Het verschuiven van financiële middelen zal deze noden niet oplossen. Wat vaststaat is dat er méér middelen nodig zijn. Enkel dan zal de doelstelling van vermaatschappelijking van de gezondheidszorg een succes kunnen zijn. Bij gebrek aan deze middelen werken alle medewerkers in de geestelijke gezondheidszorg zich momenteel uit de naad om toch maar tegemoet te komen aan de schrijnende hulpvragen. Velen gaan hierbij over hun eigen grenzen, sommigen ontwikkelen zelf een burnout-syndroom. Het spreekt voor zich dat wanneer deze mensen uitvallen, de druk op de resterende medewerkers nog méér toeneemt, en op deze manier een domino-effect ontstaat.

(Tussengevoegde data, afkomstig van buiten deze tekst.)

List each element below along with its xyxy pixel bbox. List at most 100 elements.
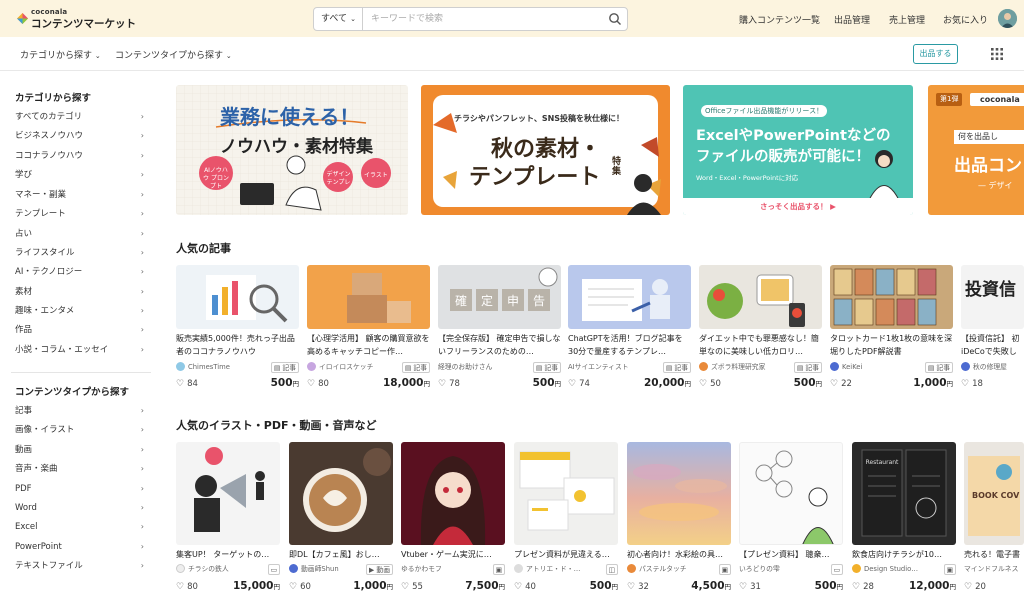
like-count[interactable]: ♡ 32 <box>627 582 649 592</box>
article-thumbnail <box>307 265 430 329</box>
sidebar-item-type-article[interactable]: 記事 › <box>15 404 147 418</box>
chevron-right-icon: › <box>140 542 144 551</box>
like-count[interactable]: ♡ 74 <box>568 379 590 389</box>
search-icon[interactable] <box>608 12 622 26</box>
content-type-label: 記事 <box>413 364 427 372</box>
media-author[interactable]: マインドフルネス <box>964 564 1024 575</box>
like-count[interactable]: ♡ 84 <box>176 379 198 389</box>
sidebar-item-type-image[interactable]: 画像・イラスト › <box>15 423 147 437</box>
sidebar-item-type-pdf[interactable]: PDF › <box>15 482 147 496</box>
media-card[interactable]: BOOK COV 売れる！電子書 マインドフルネス ♡ 20 <box>964 442 1024 602</box>
like-count[interactable]: ♡ 55 <box>401 582 423 592</box>
sidebar-item-label: マネー・副業 <box>15 190 67 200</box>
like-count[interactable]: ♡ 22 <box>830 379 852 389</box>
like-count[interactable]: ♡ 78 <box>438 379 460 389</box>
article-card[interactable]: 投資信 【投資信託】 初 iDeCoで失敗し 秋の修理屋 ♡ 18 <box>961 265 1024 395</box>
search-category-select[interactable]: すべて ⌄ <box>314 8 363 30</box>
heart-icon: ♡ <box>176 582 185 592</box>
sidebar-item-money[interactable]: マネー・副業 › <box>15 188 147 202</box>
like-count-value: 55 <box>412 582 423 592</box>
media-author[interactable]: チラシの鉄人 <box>176 564 256 575</box>
article-author[interactable]: 秋の修理屋 <box>961 362 1024 373</box>
coconala-logo[interactable]: coconala コンテンツマーケット <box>16 8 136 30</box>
chevron-down-icon: ⌄ <box>350 15 356 23</box>
nav-sales-management[interactable]: 売上管理 <box>889 13 925 26</box>
author-avatar <box>961 362 970 371</box>
article-author[interactable]: KeiKei <box>830 362 920 373</box>
like-count[interactable]: ♡ 80 <box>176 582 198 592</box>
like-count[interactable]: ♡ 28 <box>852 582 874 592</box>
sidebar-item-all-categories[interactable]: すべてのカテゴリ › <box>15 110 147 124</box>
article-author[interactable]: 経理のお助けさん <box>438 362 528 373</box>
heart-icon: ♡ <box>699 379 708 389</box>
chevron-right-icon: › <box>140 287 144 296</box>
like-count-value: 40 <box>525 582 536 592</box>
banner-first-listing[interactable]: 第1弾 coconala 何を出品し 出品コン — デザイ <box>928 85 1024 215</box>
banner3-cta[interactable]: さっそく出品する！ ▶ <box>683 198 913 215</box>
media-thumbnail <box>627 442 731 545</box>
banner-autumn-templates[interactable]: チラシやパンフレット、SNS投稿を秋仕様に！ 秋の素材・ テンプレート 特集 <box>421 85 670 215</box>
media-author[interactable]: 動画師Shun <box>289 564 369 575</box>
sidebar-item-type-audio[interactable]: 音声・楽曲 › <box>15 462 147 476</box>
media-author[interactable]: アトリエ・ド・… <box>514 564 594 575</box>
sell-button[interactable]: 出品する <box>913 44 958 64</box>
like-count[interactable]: ♡ 20 <box>964 582 986 592</box>
heart-icon: ♡ <box>401 582 410 592</box>
article-author[interactable]: AIサイエンティスト <box>568 362 658 373</box>
article-title: ChatGPTを活用！ブログ記事を30分で量産するテンプレ… <box>568 334 683 356</box>
sidebar-item-fortune[interactable]: 占い › <box>15 227 147 241</box>
article-author[interactable]: イロイロスケッチ <box>307 362 397 373</box>
user-avatar[interactable] <box>998 9 1017 28</box>
sidebar-item-template[interactable]: テンプレート › <box>15 207 147 221</box>
chevron-right-icon: › <box>140 267 144 276</box>
banner-business-knowhow[interactable]: 業務に使える！ ノウハウ・素材特集 AIノウハウ プロンプト デザイン テンプレ… <box>176 85 408 215</box>
media-author[interactable]: ゆるかわモフ <box>401 564 481 575</box>
sidebar-item-label: 小説・コラム・エッセイ <box>15 345 109 355</box>
sidebar-item-materials[interactable]: 素材 › <box>15 285 147 299</box>
sidebar-item-hobby[interactable]: 趣味・エンタメ › <box>15 304 147 318</box>
like-count[interactable]: ♡ 80 <box>307 379 329 389</box>
media-author[interactable]: Design Studio… <box>852 564 932 575</box>
author-avatar <box>176 362 185 371</box>
price-unit: 円 <box>946 380 954 388</box>
sidebar-item-type-powerpoint[interactable]: PowerPoint › <box>15 540 147 554</box>
nav-purchased-contents[interactable]: 購入コンテンツ一覧 <box>739 13 820 26</box>
sidebar-item-learning[interactable]: 学び › <box>15 168 147 182</box>
sidebar-item-type-text[interactable]: テキストファイル › <box>15 559 147 573</box>
media-author[interactable]: パステルタッチ <box>627 564 707 575</box>
like-count[interactable]: ♡ 50 <box>699 379 721 389</box>
sidebar-item-novel[interactable]: 小説・コラム・エッセイ › <box>15 343 147 357</box>
article-author[interactable]: ChimesTime <box>176 362 266 373</box>
like-count[interactable]: ♡ 40 <box>514 582 536 592</box>
author-avatar <box>514 564 523 573</box>
sidebar-item-lifestyle[interactable]: ライフスタイル › <box>15 246 147 260</box>
app-grid-icon[interactable] <box>991 48 1003 60</box>
banner-office-files[interactable]: Officeファイル出品機能がリリース！ ExcelやPowerPointなどの… <box>683 85 913 215</box>
sidebar-item-ai-tech[interactable]: AI・テクノロジー › <box>15 265 147 279</box>
sidebar-item-label: 画像・イラスト <box>15 425 75 435</box>
browse-by-category-link[interactable]: カテゴリから探す ⌄ <box>20 48 101 61</box>
like-count[interactable]: ♡ 31 <box>739 582 761 592</box>
content-type-badge: ▤ 記事 <box>662 362 691 373</box>
sidebar-item-type-word[interactable]: Word › <box>15 501 147 515</box>
sidebar-item-label: すべてのカテゴリ <box>15 112 83 122</box>
price-value: 18,000 <box>382 377 424 389</box>
sidebar-item-business[interactable]: ビジネスノウハウ › <box>15 129 147 143</box>
like-count[interactable]: ♡ 60 <box>289 582 311 592</box>
nav-favorites[interactable]: お気に入り <box>943 13 988 26</box>
sidebar-item-coconala[interactable]: ココナラノウハウ › <box>15 149 147 163</box>
media-author[interactable]: いろどりの雫 <box>739 564 819 575</box>
sidebar-item-works[interactable]: 作品 › <box>15 323 147 337</box>
content-type-label: 記事 <box>805 364 819 372</box>
search-bar: すべて ⌄ <box>313 7 628 31</box>
sidebar-item-type-excel[interactable]: Excel › <box>15 520 147 534</box>
chevron-down-icon: ⌄ <box>94 52 101 60</box>
article-author[interactable]: ズボラ料理研究家 <box>699 362 789 373</box>
browse-by-type-link[interactable]: コンテンツタイプから探す ⌄ <box>115 48 232 61</box>
sidebar-item-type-video[interactable]: 動画 › <box>15 443 147 457</box>
nav-listing-management[interactable]: 出品管理 <box>834 13 870 26</box>
article-thumbnail: 確定申告 <box>438 265 561 329</box>
search-input[interactable] <box>364 8 600 30</box>
like-count[interactable]: ♡ 18 <box>961 379 983 389</box>
article-title: 【投資信託】 初 iDeCoで失敗し <box>961 334 1020 356</box>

Er is de afgelopen jaren en zeker de laatste maanden al enorm hard geroepen om dit signaal naar de regering en beleidsmakers over te brengen. Een klein succes werd geboekt toen na de Staten Generaal besloten werd dat effectief meer middelen zullen worden toegekend aan de geestelijke gezondheidszorg. Maar mag ik ‘meer’ nog steeds onvoldoende vinden? Mag ik me aansluiten bij het rijtje zorgverleners dat al jaren in de woestijn staat te roepen? Dankbaar voor de meest recent genomen beslissingen van de regering, maar er zal ‘nóg meer’ nodig zijn, en wel heel snel.